Its been a few months since I did my last blog post. Not making excuses, but working at an IT Director at a large Biotech can be challenging 🙂 . I finally have some time to share some good tips I shared with my team and end users during this COVID-19 Pandemic. Having a good WFH (Work from Home) environment is key to keeping balance at work and at home.
Get your technology in order
Technology is what enables remote work in the first place. So make sure to take your laptop home, and don’t forget your dock and charger. Also, take home your mouse, keyboard, and monitors — anything that might make working on your laptop from home a little easier. Then there’s the software. Make sure you have the right applications. Lots of remote workers are leaning heavily on Microsoft Teams. Slack, WebEx and Zoom. In-fact, Microsoft is giving MS Teams out for free to use.
Iron out what your team is planning to use ASAP. and of course, you’ll want to make sure all your technology actually works from home.
Make sure you have bandwidth
Another thing? Internet access — is yours robust enough at home to allow you to video conference? Many conferences and almost all nonessential work travel are being canceled right now, so people want to use online video conferencing, which requires a good Internet connection. If your bandwidth is low and you’re on a video call, try shutting down other programs to lighten the load on your connection. If your connection is really choppy, you can often shut off the video portion of a call and participate with audio only, which defeats the purpose of seeing your team but will still allow you to participate in the conversation.
Another Internet hog? Kids.
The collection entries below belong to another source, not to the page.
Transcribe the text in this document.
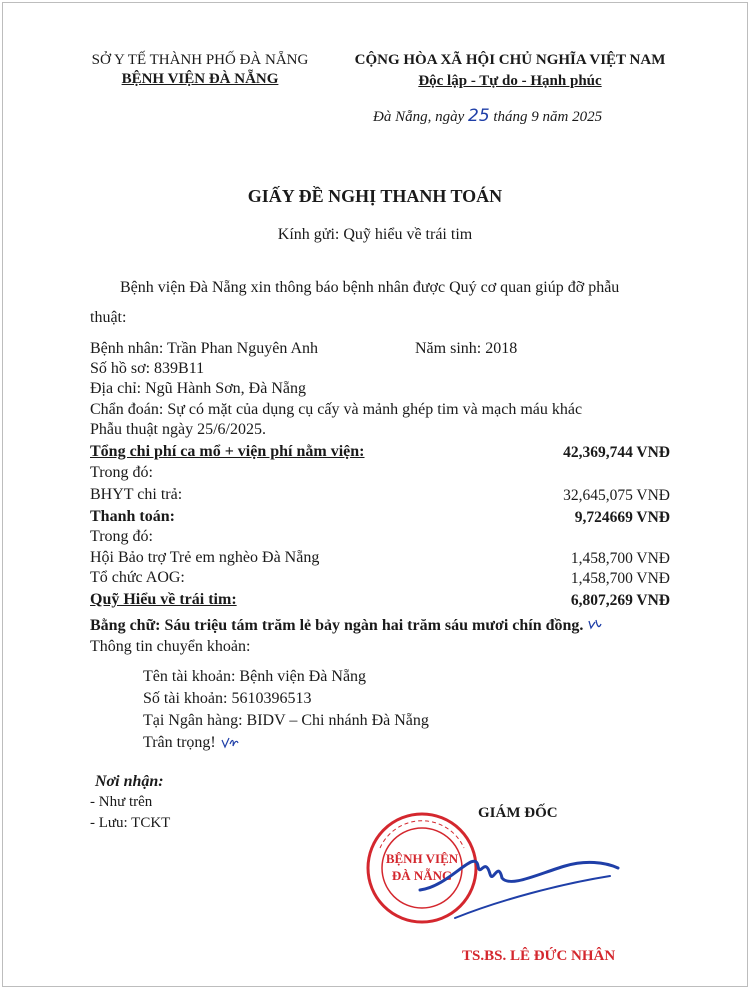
SỞ Y TẾ THÀNH PHỐ ĐÀ NẴNG
BỆNH VIỆN ĐÀ NẴNG
CỘNG HÒA XÃ HỘI CHỦ NGHĨA VIỆT NAM
Độc lập - Tự do - Hạnh phúc
Đà Nẵng, ngày 25 tháng 9 năm 2025
GIẤY ĐỀ NGHỊ THANH TOÁN
Kính gửi: Quỹ hiểu về trái tim
Bệnh viện Đà Nẵng xin thông báo bệnh nhân được Quý cơ quan giúp đỡ phẫu
thuật:
Bệnh nhân: Trần Phan Nguyên Anh	Năm sinh: 2018
Số hồ sơ: 839B11
Địa chỉ: Ngũ Hành Sơn, Đà Nẵng
Chẩn đoán: Sự có mặt của dụng cụ cấy và mảnh ghép tim và mạch máu khác
Phẫu thuật ngày 25/6/2025.
Tổng chi phí ca mổ + viện phí nằm viện:	42,369,744 VNĐ
Trong đó:
BHYT chi trả:	32,645,075 VNĐ
Thanh toán:	9,724669 VNĐ
Trong đó:
Hội Bảo trợ Trẻ em nghèo Đà Nẵng	1,458,700 VNĐ
Tổ chức AOG:	1,458,700 VNĐ
Quỹ Hiểu về trái tim:	6,807,269 VNĐ
Bằng chữ: Sáu triệu tám trăm lẻ bảy ngàn hai trăm sáu mươi chín đồng.
Thông tin chuyển khoản:
Tên tài khoản: Bệnh viện Đà Nẵng
Số tài khoản: 5610396513
Tại Ngân hàng: BIDV – Chi nhánh Đà Nẵng
Trân trọng!
Nơi nhận:
- Như trên
- Lưu: TCKT
GIÁM ĐỐC
BỆNH VIỆN
ĐÀ NẴNG
TS.BS. LÊ ĐỨC NHÂN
If your connection is not robust, set some ground rules about when kids can’t be online because mom is on a conference call, or stagger your video meetings with your partner or other family members if possible
The kids are alright — but they’re home too
With school closures and concerns about putting kids in day care, as well as staffing those places up, parents are faced with a challenge, especially parents who have to physically go to work because they have no remote work option. If you are working from home with kids in tow, you’ll need to make a plan for education and entertainment. Stock up on books and puzzles. Also, it’s OK to use streaming services (Common Sense Media has good recommendations for kid-appropriate content)
Manage expectations with Work
It’s wise to have a discussion with your manager about what can actually be accomplished from home. Ask your manager what the priorities are, and discuss how tasks will get done. How are teams going to track projects they’re working on? How will they meet to discuss this? Will you all be connecting on Microsoft Teams or email? Will there be standing meetings at a certain time to get everyone coordinated? This should be an ongoing conversation. Remember, going fully remote is a new experience for many companies and their workers. Be honest about what isn’t working or can’t get done in these circumstances. More overall communication is going to be necessary.
Embrace the webcam
Conference calls are tough — there are time delays, not knowing who’s talking because you can’t see the person, people getting interrupted on accident. Webcams can solve a number of these issues: the sense of isolation and that confusion. “To be able to see the person you’re talking to I think is important,”. And also, because we miss cues when we aren’t working together in person, make doubly sure all colleagues understand their marching orders. “Personally, I tend to overcommunicate, and I think that’s a good default setting,” Don’t be afraid to ask, “Is this clear?” You can even try repeating back what you heard the other person say, to make sure you interpreted the person’s meaning correctly.
One undeniable loss is the social, casual “water cooler” conversation that connects us to people — if you’re not used to that loss, full-time remote work can feel isolating. To fill the gap, some co-workers are scheduling online social time to have conversations with no agenda. Use Microsoft Teams\Slack chats and things like that if you miss real-time interaction. Again, embrace video calling and webcams so you can see your colleagues. Try an icebreaker over your team chat: What’s everyone’s favorite TV show right now? What’s one good thing that someone read that day?
Are you a Manager of a Team? – Have a Daily Stand-Up Meeting with your Team or a Virtual Lunch and Learn
Keep them quick and make sure everyone participates. We do this in my IT team every day. It keeps the team engaged. I plan on having virtual lunch and learns and have the company pickup lunch for the team. Again…Keep everyone engaged.